35 206 (R2127) Wijziging van enkele rijkswetten op het gebied van Justitie en Veiligheid in verband met gewijzigde regelgeving en enige andere aanpassingen van overwegend technische aard (Reparatierijkswet Justitie en Veiligheid 2019)

Nr. 5 NOTA VAN WIJZIGING

Ontvangen 11 juni 2019

Het voorstel van rijkswet wordt als volgt gewijzigd:

In artikel VII wordt artikel 18 als volgt gewijzigd:

1. In het eerste lid wordt «het openbaar ministerie» vervangen door «het openbaar Ministerie van een van de landen van het Koninkrijk, dan wel van een van de openbare lichamen».

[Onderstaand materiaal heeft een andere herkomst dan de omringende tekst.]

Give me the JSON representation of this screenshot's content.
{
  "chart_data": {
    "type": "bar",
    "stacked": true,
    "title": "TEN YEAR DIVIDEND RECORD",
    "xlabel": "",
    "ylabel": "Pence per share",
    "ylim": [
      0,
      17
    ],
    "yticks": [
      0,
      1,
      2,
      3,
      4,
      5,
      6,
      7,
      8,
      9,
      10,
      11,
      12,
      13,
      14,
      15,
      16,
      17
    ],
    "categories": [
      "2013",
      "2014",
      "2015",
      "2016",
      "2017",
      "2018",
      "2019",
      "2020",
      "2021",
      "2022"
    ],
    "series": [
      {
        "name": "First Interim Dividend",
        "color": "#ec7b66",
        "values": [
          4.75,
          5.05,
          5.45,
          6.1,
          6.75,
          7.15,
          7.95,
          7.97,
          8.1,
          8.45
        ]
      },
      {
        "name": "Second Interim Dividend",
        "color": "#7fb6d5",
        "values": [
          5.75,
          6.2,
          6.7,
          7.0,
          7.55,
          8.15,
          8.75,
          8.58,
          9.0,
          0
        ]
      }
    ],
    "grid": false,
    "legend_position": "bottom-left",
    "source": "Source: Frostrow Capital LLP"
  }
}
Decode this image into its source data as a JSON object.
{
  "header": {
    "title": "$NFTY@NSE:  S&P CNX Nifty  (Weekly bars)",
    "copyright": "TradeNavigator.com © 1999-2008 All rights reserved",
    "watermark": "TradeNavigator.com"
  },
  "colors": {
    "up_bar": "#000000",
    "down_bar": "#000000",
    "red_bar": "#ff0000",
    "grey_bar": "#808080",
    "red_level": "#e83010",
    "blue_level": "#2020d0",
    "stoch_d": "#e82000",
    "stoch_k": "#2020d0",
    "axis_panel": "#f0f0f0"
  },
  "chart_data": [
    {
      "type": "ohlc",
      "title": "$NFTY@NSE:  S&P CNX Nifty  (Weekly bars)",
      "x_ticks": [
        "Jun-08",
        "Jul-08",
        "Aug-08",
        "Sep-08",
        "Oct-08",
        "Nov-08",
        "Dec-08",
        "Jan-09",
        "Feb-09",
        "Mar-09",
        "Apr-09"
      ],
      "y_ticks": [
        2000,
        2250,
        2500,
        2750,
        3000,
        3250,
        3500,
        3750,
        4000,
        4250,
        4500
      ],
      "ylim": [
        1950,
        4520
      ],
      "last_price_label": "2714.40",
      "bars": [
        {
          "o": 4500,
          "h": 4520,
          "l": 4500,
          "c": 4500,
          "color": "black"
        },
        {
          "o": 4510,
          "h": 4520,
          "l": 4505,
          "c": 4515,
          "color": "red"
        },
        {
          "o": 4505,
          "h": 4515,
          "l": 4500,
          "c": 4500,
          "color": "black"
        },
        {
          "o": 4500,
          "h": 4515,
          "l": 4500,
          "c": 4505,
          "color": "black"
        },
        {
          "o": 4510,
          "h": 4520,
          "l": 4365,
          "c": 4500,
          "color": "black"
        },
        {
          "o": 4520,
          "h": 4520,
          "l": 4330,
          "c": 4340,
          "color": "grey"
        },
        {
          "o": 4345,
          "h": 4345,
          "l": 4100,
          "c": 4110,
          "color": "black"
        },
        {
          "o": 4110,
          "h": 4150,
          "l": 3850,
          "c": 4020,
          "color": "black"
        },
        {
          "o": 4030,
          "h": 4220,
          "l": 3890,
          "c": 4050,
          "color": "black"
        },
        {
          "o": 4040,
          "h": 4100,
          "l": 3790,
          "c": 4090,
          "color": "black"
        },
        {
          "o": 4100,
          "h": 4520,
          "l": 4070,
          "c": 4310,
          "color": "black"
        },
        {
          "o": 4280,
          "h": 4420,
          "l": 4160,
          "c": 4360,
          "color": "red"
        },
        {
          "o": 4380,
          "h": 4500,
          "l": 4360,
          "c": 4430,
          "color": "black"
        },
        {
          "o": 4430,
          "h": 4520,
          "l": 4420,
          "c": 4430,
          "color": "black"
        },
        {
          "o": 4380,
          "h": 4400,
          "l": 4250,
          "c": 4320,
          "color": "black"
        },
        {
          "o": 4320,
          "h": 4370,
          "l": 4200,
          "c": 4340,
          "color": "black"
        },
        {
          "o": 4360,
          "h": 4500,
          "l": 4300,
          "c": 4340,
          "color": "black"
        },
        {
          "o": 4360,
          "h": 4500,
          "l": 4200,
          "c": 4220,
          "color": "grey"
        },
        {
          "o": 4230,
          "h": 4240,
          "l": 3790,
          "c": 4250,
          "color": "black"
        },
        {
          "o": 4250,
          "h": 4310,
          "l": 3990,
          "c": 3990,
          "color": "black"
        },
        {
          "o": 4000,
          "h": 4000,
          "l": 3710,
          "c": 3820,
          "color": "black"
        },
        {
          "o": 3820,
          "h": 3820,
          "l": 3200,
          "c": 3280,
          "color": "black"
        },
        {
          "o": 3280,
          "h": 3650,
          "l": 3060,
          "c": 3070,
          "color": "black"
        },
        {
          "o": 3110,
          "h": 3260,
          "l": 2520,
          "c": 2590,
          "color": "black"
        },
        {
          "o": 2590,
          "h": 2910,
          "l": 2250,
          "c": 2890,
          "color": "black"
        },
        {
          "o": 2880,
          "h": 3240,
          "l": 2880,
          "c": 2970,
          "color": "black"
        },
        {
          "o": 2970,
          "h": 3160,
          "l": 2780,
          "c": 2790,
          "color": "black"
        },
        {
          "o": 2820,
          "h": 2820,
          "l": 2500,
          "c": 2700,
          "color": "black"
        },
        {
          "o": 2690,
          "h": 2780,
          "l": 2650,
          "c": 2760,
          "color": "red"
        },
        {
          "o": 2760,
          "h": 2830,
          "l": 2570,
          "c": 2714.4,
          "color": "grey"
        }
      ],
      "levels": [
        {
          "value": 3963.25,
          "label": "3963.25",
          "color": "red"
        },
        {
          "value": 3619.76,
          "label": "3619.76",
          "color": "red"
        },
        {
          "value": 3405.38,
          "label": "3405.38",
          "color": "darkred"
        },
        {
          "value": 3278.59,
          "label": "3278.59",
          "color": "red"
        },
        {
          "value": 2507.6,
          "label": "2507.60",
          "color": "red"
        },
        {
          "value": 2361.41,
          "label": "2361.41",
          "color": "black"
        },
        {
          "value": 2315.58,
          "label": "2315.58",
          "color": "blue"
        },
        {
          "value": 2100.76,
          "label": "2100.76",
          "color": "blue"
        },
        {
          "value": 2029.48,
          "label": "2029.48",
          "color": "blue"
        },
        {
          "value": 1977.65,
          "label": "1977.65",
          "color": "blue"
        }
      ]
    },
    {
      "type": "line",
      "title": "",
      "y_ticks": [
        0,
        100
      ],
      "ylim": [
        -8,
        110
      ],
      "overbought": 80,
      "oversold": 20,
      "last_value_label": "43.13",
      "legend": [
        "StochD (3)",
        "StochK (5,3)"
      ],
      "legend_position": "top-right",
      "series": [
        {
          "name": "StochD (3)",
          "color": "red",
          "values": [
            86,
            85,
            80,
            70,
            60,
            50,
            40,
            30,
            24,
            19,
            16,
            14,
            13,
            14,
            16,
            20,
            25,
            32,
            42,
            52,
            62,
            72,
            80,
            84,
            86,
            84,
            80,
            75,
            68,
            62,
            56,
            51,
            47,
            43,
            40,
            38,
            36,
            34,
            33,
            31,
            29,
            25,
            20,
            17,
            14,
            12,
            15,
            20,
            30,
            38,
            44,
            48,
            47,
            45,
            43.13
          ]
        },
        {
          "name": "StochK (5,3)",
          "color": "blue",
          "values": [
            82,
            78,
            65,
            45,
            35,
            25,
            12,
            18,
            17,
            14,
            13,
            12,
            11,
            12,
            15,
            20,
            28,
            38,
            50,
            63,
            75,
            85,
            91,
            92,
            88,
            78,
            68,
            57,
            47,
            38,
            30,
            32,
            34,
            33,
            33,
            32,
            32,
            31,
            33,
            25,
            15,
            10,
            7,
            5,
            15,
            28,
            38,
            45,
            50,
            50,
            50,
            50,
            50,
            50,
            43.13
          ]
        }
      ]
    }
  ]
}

2. In het eerste en het tweede lid wordt «een der landen» vervangen door «een van de landen».

3. Het derde lid komt te luiden:

3. Weigering of vervallenverklaring kan voorts geschieden op verzoek van het openbaar Ministerie van de landen Aruba, Curaçao en Sint Maarten, dan wel van een van de openbare lichamen, indien het gegronde vermoeden bestaat dat een persoon zich door verblijf buiten de grenzen van een van de landen van het Koninkrijk aan de tenuitvoerlegging van de straf zal onttrekken, terwijl die persoon in de landen Aruba, Curaçao en Sint Maarten, dan wel in een van de openbare lichamen:

  • a. onherroepelijk is veroordeeld tot:

    • 1°. een vrijheidsstraf of vrijheidsbenemende maatregel van vier maanden of meer,

    • 2°. een geldelijke sanctie die overeenkomt met een bedrag dat hoger is dan het bedrag dat ten hoogste kan worden opgelegd voor een feit van de tweede categorie, als bedoeld in artikel 23, vierde lid, van het Wetboek van Strafrecht, of

  • b. de bijzondere voorwaarden verbonden aan een voorwaardelijke veroordeling, een terbeschikkingstelling met voorwaarden of een voorwaardelijke gratieverlening niet naleeft.

Toelichting

Het derde lid van de in het wetsvoorstel voorgestelde wijziging van artikel 18 Paspoortwet verklaart het tweede lid van overeenkomstige toepassing op de openbare lichamen Bonaire, Sint Eustatius en Saba (hierna: de BES), en de landen Aruba, Curaçao en Sint Maarten. In de afstemming met de Rijksdienst voor identiteitsgegevens is gebleken dat het oorspronkelijk voorgestelde derde lid onduidelijkheid kan opleveren over de toepassing van artikel 18 Paspoortwet op de BES en in de andere landen van het Koninkrijk. Om deze ongewenste onduidelijkheid weg te nemen wordt met de thans voorgestelde wijziging in het derde lid niet langer het tweede lid van overeenkomstige toepassing verklaard. In plaats daarvan wordt expliciet uitgeschreven in welke situaties artikel 18 Paspoortwet op de BES en in de andere landen van het Koninkrijk kan worden toegepast. Ook is het begrip «openbaar ministerie» in het eerste en derde lid verduidelijkt.